British Columbia

At least 1 engine running when B.C. plane crashed: safety board

There's no evidence a twin-engine plane that crashed Sunday morning on northern Vancouver Island, killing five people, had stalled or lost power, an investigator says.
A Cormorant helicopter searches for a small plane that crashed while carrying seven people near Port Hardy on Sunday. ((Sgt. Scott Elliston/Canadian Air Force))

There's no evidence a twin-engine plane that crashed Sunday morning on northern Vancouver Island, killing five people, had stalled or lost power, a spokesman for the Transportation Safety Board of Canada said Tuesday.

"We do have information that at least one of the engines was running on high power," Bill Yearwood, a manager of aviation investigations with the TSB, told CBC News.

The plane, which was bound for a logging camp on Chamiss Bay, went down shortly after taking off from Port Hardy. ((CBC))

The Grumman Goose amphibious aircraft, chartered from Pacific Coastal Airlines and carrying seven people, went down shortly after taking off from Port Hardy, B.C., at about 7 a.m. PT Sunday.

Earlier, police believed the plane's engines might have been at fault in the crash, said Const. Sarah Beckett of the RCMP detachment in Port McNeill, B.C. But Yearwood said Tuesday there's no indication "the aircraft stalled or an engine lost power."

TSB investigators have taken statements from the two passengers who survived the crash, Yearwood said.

The survivors said the pilot was turning and descending the plane before it crashed.

"The person remembered very well the positions of where people were sitting and how the aircraft was manoeuvring," Yearwood said.

The plane caught fire when it hit a mountainside, Yearwood said, and a number of explosions following the impact triggered a larger blaze.

Heavily burned aircraft difficult to remove

Investigators said they face a huge challenge to remove the plane wreckage off the hill because the fire pulverized parts of the aircraft's body.

Bob Pomponio and another survivor, who remains unnamed, were rescued hours after search teams located the crash site. ((Bob Pomponio/Canadian Press))
"With so much fire, we have to be careful not to lose pieces that become powders from the fire," Yearwood said. "We want to look at that well and make sure that in that pile of powder of aluminum we don't leave behind any critical pieces."

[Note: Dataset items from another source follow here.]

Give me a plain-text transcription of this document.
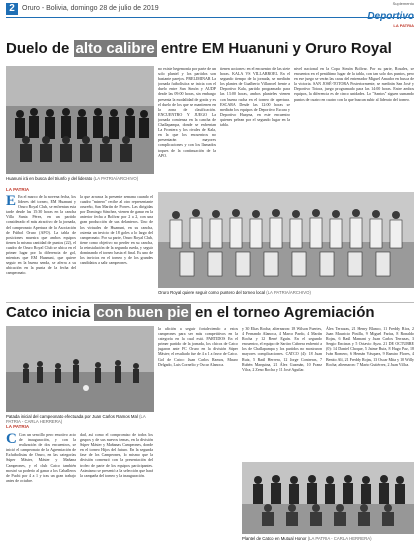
2	Oruro - Bolivia, domingo 28 de julio de 2019
Suplemento
LA PATRIA
Duelo de alto calibre entre EM Huanuni y Oruro Royal
Huanuni irá en busca del triunfo y del liderato (LA PATRIA/ARCHIVO)
no existe hegemonía por parte de un solo plantel y los partidos son bastante parejos. PRELIMINAR La jornada futbolística se inicia con el duelo entre San Simón y AUDP desde las 09:00 horas, sin embargo presenta la modalidad de gratis y es el duelo de los que se mantienen en la zona de clasificación. ENCUENTRO Y JUEGO La jornada comienza en la cancha de Challapampa, donde se enfrentan La Frontera y los rivales de Kala, en la que los encuentros no presentarán mayores complicaciones y con los llamados toques de la continuación de la APO.
tienen acciones: en el encuentro de las siete horas. KALA VS VILLARROEL En el segundo tiempo de la jornada, se medirán los plantes de Gualberto Villarroel frente a Deportivo Kala, partido programado para las 13:00 horas, ambos planteles vienen con buena racha en el torneo de apertura. ESCARA Desde las 12:00 horas se medirán los equipos de Deportivo Escara y Deportivo Huayna, en este encuentro quienes pelean por el segundo lugar en la tabla.
nivel nacional en la Copa Simón Bolívar. Por su parte, Rosales, se encuentra en el penúltimo lugar de la tabla, con tan solo dos puntos, pero en ese juego se verán las caras del entrenador Miguel Amador en busca de la victoria. SAN JOSÉ-TOTORA Posteriormente, se medirán San José y Deportivo Totora, juego programado para las 14:00 horas. Entre ambos equipos, la diferencia es de cinco unidades. Lo "Santos" siguen sumando puntos de cuatro en cuatro con la que buscan subir al liderato del torneo.
LA PATRIA
E En el marco de la novena fecha, los líderes del torneo, EM Huanuni y Oruro Royal Club, se enfrentan esta tarde desde las 15:30 horas en la cancha Villa Santa Pérez, en un partido considerado el más atractivo de la jornada, del campeonato Apertura de la Asociación de Fútbol Oruro (AFO). La tabla de posiciones muestra que ambos equipos tienen la misma cantidad de puntos (22), el cuadro de Oruro Royal Club se ubica en el primer lugar por la diferencia de gol, mientras que EM Huanuni, que quiere seguir en la buena senda, se aferra a su ubicación en la punta de la fecha del campeonato.
la que arranca la presente semana cuando el cuadro "minero" recibe al otro representante orureño, San Martín de Porres. Las dirigidas por Domingo Sánchez, vienen de ganar en la anterior fecha a Bolívar por 2 a 2, con una gran producción de sus delanteros. Uno de los virtuales de Huanuni, en su cancha, ostenta un invicto de 18 goles a lo largo del campeonato. Por su parte, Oruro Royal Club, tiene como objetivo no perder en su cancha, la reinstalación de la segunda rueda, y seguir dominando el torneo hasta el final. Es uno de los invictos en el torneo y de los grandes candidatos a salir campeones.
Oruro Royal quiere seguir como puntero del torneo local (LA PATRIA/ARCHIVO)
Catco inicia con buen pie en el torneo Agremiación
Patada inicial del campeonato efectuada por Juan Carlos Ramos Mal (LA PATRIA - CARLA HERRERA)
LA PATRIA
C Con un sencillo pero emotivo acto de inauguración, y con la realización de dos encuentros, se inició el campeonato de la Agremiación de Exfutbolistas de Oruro, en las categorías Súper Máster, Máster y Mañana Campeones, y el club Catco también mostró su poderío al ganar a los Caballeros de Puchi por 4 a 1 y tras un gran trabajo antes de octubre.
dad, así como el compromiso de todos los grupos y de sus nuevos temas, en la división Súper Máster y Mañanas Campeones, donde en el torneo Hijos del futuro. En la segunda fase de los Campeones, lo mismo que la división comenzó con la presentación del trofeo de parte de los equipos participantes. Asimismo se presentó a la selección que hará la campaña del torneo y la inauguración.
la afición a seguir fortaleciendo a estos campeones para ser más competitivos en la categoría en la cual está. PARTIDOS En el primer partido de la jornada, los chicos de Catco jugaron ante FC Oruro en la división Súper Máster; el resultado fue de 4 a 1 a favor de Catco. Gol de Catco: Juan Carlos Ramos, Mauro Delgado, Luis Cornelio y Oscar Alanoca.
y 30 Elias Rocha; alternaron: 18 Wilson Fuertes, 4 Fernando Alanoca, 4 Marco Pardo, 4 Martín Rocha y 12 René Eguín. En el segundo encuentro, el equipo de Sartiro Cabrera enfrentó a los de Challapampa y los partidos no mostraron mayores complicaciones. CATCO (4): 18 Juan Ruiz, 5 Raúl Herrera, 12 Jorge Contreras, 7 Rubén Marquina, 21 Álex Guzmán, 10 Franz Vilca, 2 Zeno Rocha y 11 José Aguilar.
Álex Terrazas, 21 Henry Blanco, 11 Freddy Ríos, 2 Juan Mauricio Pinilla, 9 Miguel Farías, 8 Ronaldo Rojas, 6 Raúl Mamani y Juan Carlos Terrazas, 3 Sergio Encinas y 5 Octavio Ayza. 21 DE OCTUBRE (0): 14 Daniel Choque, 5 Jaime Ruiz, 8 Hugo Paz, 18 Iván Romero, 6 Hernán Vásquez, 9 Ramiro Flores, 4 Benito Alí, 21 Freddy Rojas, 13 Oscar Mita y 10 Willy Rocha; alternaron: 7 Mario Gutiérrez, 2 Juan Villca.
Plantel de Catco en Mutual Honor (LA PATRIA - CARLA HERRERA)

Seaspan International Ltd., a marine transportation company in Vancouver, confirmed on Monday the passengers were employees who were being flown in to a remote logging site to load barges for transport.

Bob Pomponio, one of the passengers who survived the crash, suffered soft-tissue injuries, his brother-in-law Martin Young told reporters Monday.

The name of the other survivor has not been released, and neither have the names of the five people killed in the incident.